Marion County Administration Building Mural Honors Korean War Veterans

Marion, Ohio has a rich history. From the inception of Marion Power Shovel Company to educational achievements and economic development success, we have much to celebrate.

Dick McDaniel, a United States Navy veteran and longtime resident, agrees. That’s why his veterans’ organization is spearheading the creation of a mural that will pay homage to Marion County residents who served in the Korean War — often known as “The Forgotten War”.

“This was an idea from the Korean Chapter of the United States Military 136,” shared McDaniel. “We previously installed a mural spotlighting The Vietnam War and it received much praise from the community, so we contacted the County Commissioners about adding another.” 
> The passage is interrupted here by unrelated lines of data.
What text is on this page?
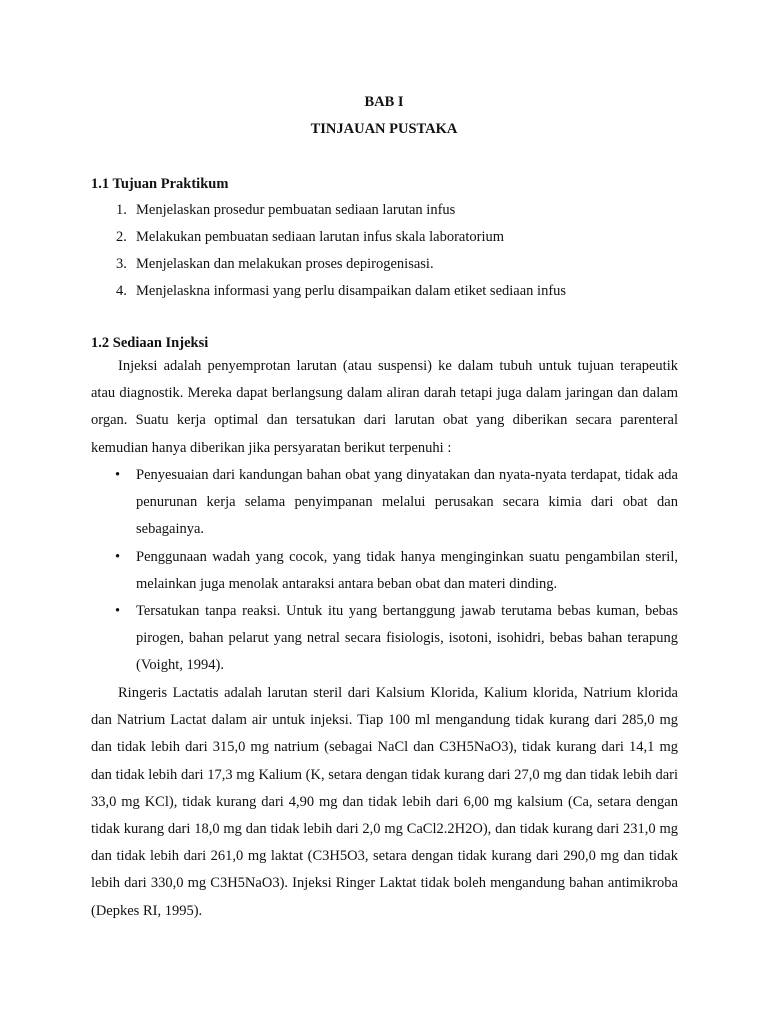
BAB I
TINJAUAN PUSTAKA
1.1 Tujuan Praktikum
1. Menjelaskan prosedur pembuatan sediaan larutan infus
2. Melakukan pembuatan sediaan larutan infus skala laboratorium
3. Menjelaskan dan melakukan proses depirogenisasi.
4. Menjelaskna informasi yang perlu disampaikan dalam etiket sediaan infus
1.2 Sediaan Injeksi

Injeksi adalah penyemprotan larutan (atau suspensi) ke dalam tubuh untuk tujuan terapeutik atau diagnostik. Mereka dapat berlangsung dalam aliran darah tetapi juga dalam jaringan dan dalam organ. Suatu kerja optimal dan tersatukan dari larutan obat yang diberikan secara parenteral kemudian hanya diberikan jika persyaratan berikut terpenuhi :

• Penyesuaian dari kandungan bahan obat yang dinyatakan dan nyata-nyata terdapat, tidak ada penurunan kerja selama penyimpanan melalui perusakan secara kimia dari obat dan sebagainya.

• Penggunaan wadah yang cocok, yang tidak hanya menginginkan suatu pengambilan steril, melainkan juga menolak antaraksi antara beban obat dan materi dinding.

• Tersatukan tanpa reaksi. Untuk itu yang bertanggung jawab terutama bebas kuman, bebas pirogen, bahan pelarut yang netral secara fisiologis, isotoni, isohidri, bebas bahan terapung (Voight, 1994).

Ringeris Lactatis adalah larutan steril dari Kalsium Klorida, Kalium klorida, Natrium klorida dan Natrium Lactat dalam air untuk injeksi. Tiap 100 ml mengandung tidak kurang dari 285,0 mg dan tidak lebih dari 315,0 mg natrium (sebagai NaCl dan C3H5NaO3), tidak kurang dari 14,1 mg dan tidak lebih dari 17,3 mg Kalium (K, setara dengan tidak kurang dari 27,0 mg dan tidak lebih dari 33,0 mg KCl), tidak kurang dari 4,90 mg dan tidak lebih dari 6,00 mg kalsium (Ca, setara dengan tidak kurang dari 18,0 mg dan tidak lebih dari 2,0 mg CaCl2.2H2O), dan tidak kurang dari 231,0 mg dan tidak lebih dari 261,0 mg laktat (C3H5O3, setara dengan tidak kurang dari 290,0 mg dan tidak lebih dari 330,0 mg C3H5NaO3). Injeksi Ringer Laktat tidak boleh mengandung bahan antimikroba (Depkes RI, 1995).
According to McDaniel, the piece is meant to educate passerbys of The Korean War, as well as honor those who served. The mural will showcase actual portraits of Marion County residents who dedicated their lives; a full-scale drawing of a local veteran; and paintings of military machinery, soldiers and medical personnel on the front lines.  

McDaniel knew exactly who to call for artistic support. William Obenour, an artist born and raised in Marion, is known for his work throughout the community — from his teachings at local school districts to colorful paintings in downtown businesses. 
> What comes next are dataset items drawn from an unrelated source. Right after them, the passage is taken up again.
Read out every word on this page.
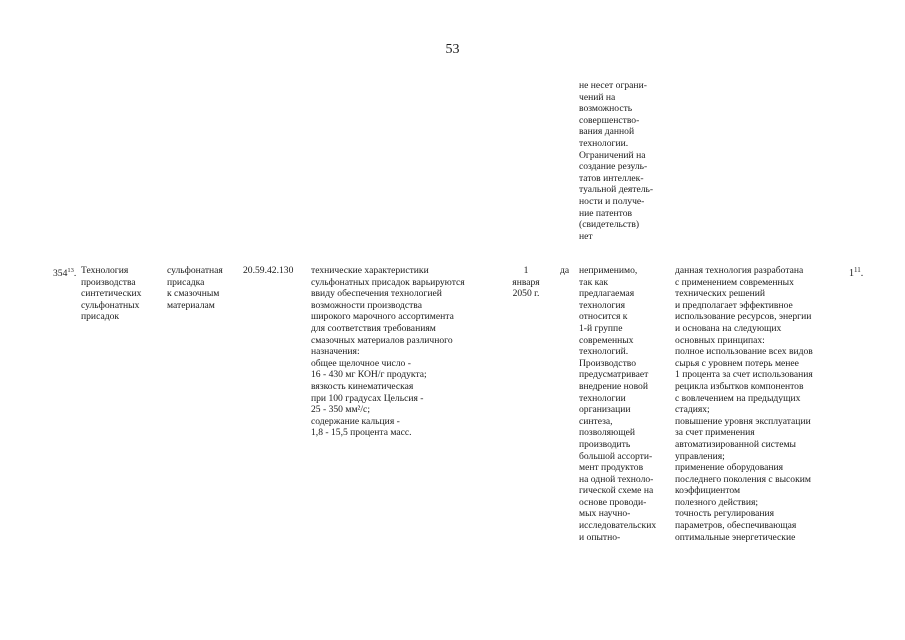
53
не несет ограни-
чений на
возможность
совершенство-
вания данной
технологии.
Ограничений на
создание резуль-
татов интеллек-
туальной деятель-
ности и получе-
ние патентов
(свидетельств)
нет
$354^{13}$. Технология
производства
синтетических
сульфонатных
присадок
сульфонатная
присадка
к смазочным
материалам
20.59.42.130	технические характеристики
сульфонатных присадок варьируются
ввиду обеспечения технологией
возможности производства
широкого марочного ассортимента
для соответствия требованиям
смазочных материалов различного
назначения:
общее щелочное число -
16 - 430 мг КОН/г продукта;
вязкость кинематическая
при 100 градусах Цельсия -
25 - 350 мм²/с;
содержание кальция -
1,8 - 15,5 процента масс.
1
января
2050 г.
да	неприменимо,
так как
предлагаемая
технология
относится к
1-й группе
современных
технологий.
Производство
предусматривает
внедрение новой
технологии
организации
синтеза,
позволяющей
производить
большой ассорти-
мент продуктов
на одной техноло-
гической схеме на
основе проводи-
мых научно-
исследовательских
и опытно-
данная технология разработана
с применением современных
технических решений
и предполагает эффективное
использование ресурсов, энергии
и основана на следующих
основных принципах:
полное использование всех видов
сырья с уровнем потерь менее
1 процента за счет использования
рецикла избытков компонентов
с вовлечением на предыдущих
стадиях;
повышение уровня эксплуатации
за счет применения
автоматизированной системы
управления;
применение оборудования
последнего поколения с высоким
коэффициентом
полезного действия;
точность регулирования
параметров, обеспечивающая
оптимальные энергетические
$1^{11}$.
After receiving approval to move forward with the project, McDaniel made the ask. And, Obenour jumped at the opportunity to showcase a piece of resident history. In line with the goal of the veterans’ organization, he hopes to create a piece that inspires reflection and gratitude. 
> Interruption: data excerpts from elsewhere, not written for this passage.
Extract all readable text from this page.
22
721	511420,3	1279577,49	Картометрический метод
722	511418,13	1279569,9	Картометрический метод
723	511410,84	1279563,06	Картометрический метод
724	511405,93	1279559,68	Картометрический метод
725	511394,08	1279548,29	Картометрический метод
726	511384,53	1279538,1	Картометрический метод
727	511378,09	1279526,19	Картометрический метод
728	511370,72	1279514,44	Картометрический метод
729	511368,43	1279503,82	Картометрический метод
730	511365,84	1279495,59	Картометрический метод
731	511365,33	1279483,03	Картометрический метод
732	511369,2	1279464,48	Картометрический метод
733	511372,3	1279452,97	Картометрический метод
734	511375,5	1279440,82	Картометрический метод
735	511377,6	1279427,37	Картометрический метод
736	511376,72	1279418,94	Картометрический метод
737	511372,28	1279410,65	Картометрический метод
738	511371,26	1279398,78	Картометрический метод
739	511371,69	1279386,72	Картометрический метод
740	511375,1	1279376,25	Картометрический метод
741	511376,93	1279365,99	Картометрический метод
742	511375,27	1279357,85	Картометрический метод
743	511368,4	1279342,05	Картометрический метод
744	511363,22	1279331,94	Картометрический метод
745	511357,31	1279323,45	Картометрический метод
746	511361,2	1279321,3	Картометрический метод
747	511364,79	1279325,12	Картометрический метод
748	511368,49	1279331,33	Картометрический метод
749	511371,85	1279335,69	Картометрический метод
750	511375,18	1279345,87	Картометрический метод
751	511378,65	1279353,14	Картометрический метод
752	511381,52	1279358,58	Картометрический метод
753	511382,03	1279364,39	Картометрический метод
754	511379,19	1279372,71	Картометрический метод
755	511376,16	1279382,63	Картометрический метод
“I want to make this a destination for the Marion community as a place to commemorate those who dedicated their lives,” said Obenour. “It’s also a healing piece that will allow veterans to remember their bravery while honoring comrades lost.”

Upon completion in 2021, the mural will be on display in Marion County’s Administration Building on the wall nearest to the Engineering Auditor and Treasury Department. Obenour hopes to unveil the finished mural in May followed by a dedication ceremony in June. 

Whether emotion-evoking or educational, McDaniel believes Obenour’s mural will serve as both a reminder of the community’s rich history and hope for the future. 

“It’s more than just a painting on a wall — this mural will reinforce the significance of The Korean War and create a lasting memory of those who served,” declared McDaniel.